I wanted to love Drinking: A Love Story, I really did, for a lot of reasons:
- A friend lent it to me with a glowing review and she generally has great taste.
- I am a recovering alcoholic and am generally interested in books about recovery.
- I like a good memoir.
All of these reasons should have led to a knockout reading experience but for this seemingly winning equation just didn’t add up for me.
I can see why many people would love this book, and why it would be important to many people. The author is a drunk and the memoir follows her through the last few years of her drinking into the first few years of sobriety.
I appreciated the way Knapp compared getting sober with ending a relationship. It was true for me – I had a much stronger relationship with alcohol than I did with any human being the last few years of my drinking. And even though it was literally killing me, and I knew I would get nothing out of my life if I didn’t quit, I still grieved the loss of it. I imagine it’s similar to someone getting out of a bad marriage. They know it’s bad, they know it’s better to be out of it, but that doesn’t mean it’s easy or that their feelings aren’t complicated. Knapp did a good job of portraying that particular part of getting sober, which, in my experience, is one of the more baffling things for non-alcoholics to understand.
The writing was fine. It wasn’t amazing but it didn’t really get in the way either. When I finished the book and researched Knapp I was not surprised to learn that she’d written extensively for many women’s magazines. Her writing had a sort of cheesy, overly simplified, repetitive quality that didn’t make me want to throw the book across the room or anything, but wasn’t particularly appealing either.
I can see why many people found this book fascinating and insightful, but it wasn’t for me. I’ve been sober for a little over three years and the entire time I read this I kept wondering if I would have felt differently about this book if I’d read it in my first year of sobriety. To me it was just another alcoholic telling their story. I hear stories exactly like this every week and they’re important for me to hear, and I care deeply for the stories I hear, but when reading cold words on a page it just didn’t get to me.
I also wasn’t sure how I felt about her writing the thing in the first place. People who aren’t familiar with Alcoholics Anonymous often think that the Anonymous part means we can’t disclose the fact that we’re in recovery. My interpretation is that it means A) we must respect the anonymity of others, which basically means if I see someone from a meeting out in the wild I won’t let whoever they’re with, or I’m with, for that matter, know they’re in the program and B) as the traditions state, “remain anonymous at the level of press, radio, and film.” I think writing a book about it falls under “press?” That’s my feeling, at least.
As I understand it, the reason that tradition exists is because there are about a billion different ways for people to interpret AA – and not a single one of them is correct.

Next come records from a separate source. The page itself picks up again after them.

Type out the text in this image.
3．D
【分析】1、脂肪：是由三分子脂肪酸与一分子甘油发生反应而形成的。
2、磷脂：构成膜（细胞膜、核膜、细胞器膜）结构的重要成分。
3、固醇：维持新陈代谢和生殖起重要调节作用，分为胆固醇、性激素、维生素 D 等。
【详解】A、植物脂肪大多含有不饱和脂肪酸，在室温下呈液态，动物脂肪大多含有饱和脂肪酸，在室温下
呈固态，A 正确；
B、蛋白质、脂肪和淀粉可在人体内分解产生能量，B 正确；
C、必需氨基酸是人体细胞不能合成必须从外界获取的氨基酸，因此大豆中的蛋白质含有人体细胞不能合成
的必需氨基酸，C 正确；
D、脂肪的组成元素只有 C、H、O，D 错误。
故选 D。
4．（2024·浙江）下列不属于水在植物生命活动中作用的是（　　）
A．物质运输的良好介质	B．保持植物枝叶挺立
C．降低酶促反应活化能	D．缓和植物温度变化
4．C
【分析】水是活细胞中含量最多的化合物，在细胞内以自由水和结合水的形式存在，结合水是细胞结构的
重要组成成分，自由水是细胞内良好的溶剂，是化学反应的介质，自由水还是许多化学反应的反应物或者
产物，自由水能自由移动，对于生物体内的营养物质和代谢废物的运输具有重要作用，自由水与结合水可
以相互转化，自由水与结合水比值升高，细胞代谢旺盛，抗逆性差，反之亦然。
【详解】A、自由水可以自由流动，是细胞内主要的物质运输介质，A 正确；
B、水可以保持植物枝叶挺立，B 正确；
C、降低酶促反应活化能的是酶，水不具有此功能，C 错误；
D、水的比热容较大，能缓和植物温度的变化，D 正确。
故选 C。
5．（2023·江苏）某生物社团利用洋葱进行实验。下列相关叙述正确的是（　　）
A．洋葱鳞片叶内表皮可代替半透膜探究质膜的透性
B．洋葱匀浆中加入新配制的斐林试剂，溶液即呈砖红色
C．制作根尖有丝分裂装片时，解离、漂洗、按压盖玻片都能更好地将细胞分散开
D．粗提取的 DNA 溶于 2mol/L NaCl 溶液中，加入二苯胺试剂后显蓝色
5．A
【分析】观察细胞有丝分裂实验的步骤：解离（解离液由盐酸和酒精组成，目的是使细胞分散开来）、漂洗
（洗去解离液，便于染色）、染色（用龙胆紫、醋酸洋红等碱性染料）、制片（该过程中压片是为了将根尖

One of the strengths of the program is that everyone can work their program the way they see fit. When a person in the public eye starts talking about what AA is like, they’re not actually talking about what it’s like – they’re talking about what it’s like for them. This is problematic, in my opinion. I don’t like one person giving AA lessons to the world at large, which is largely what this book felt like to me.
So! As you can see, my own personal biases played a big role in my feelings on this book. If it’s someone’s first experience hearing the story of a person getting sober then it may be more interesting. I think if I’d read it in my first year or so of sobriety, when I wanted as many stories as I could get, it may have had more of an impact. As it was, it felt tedious to get through this thing and I was grateful when I finally finished it.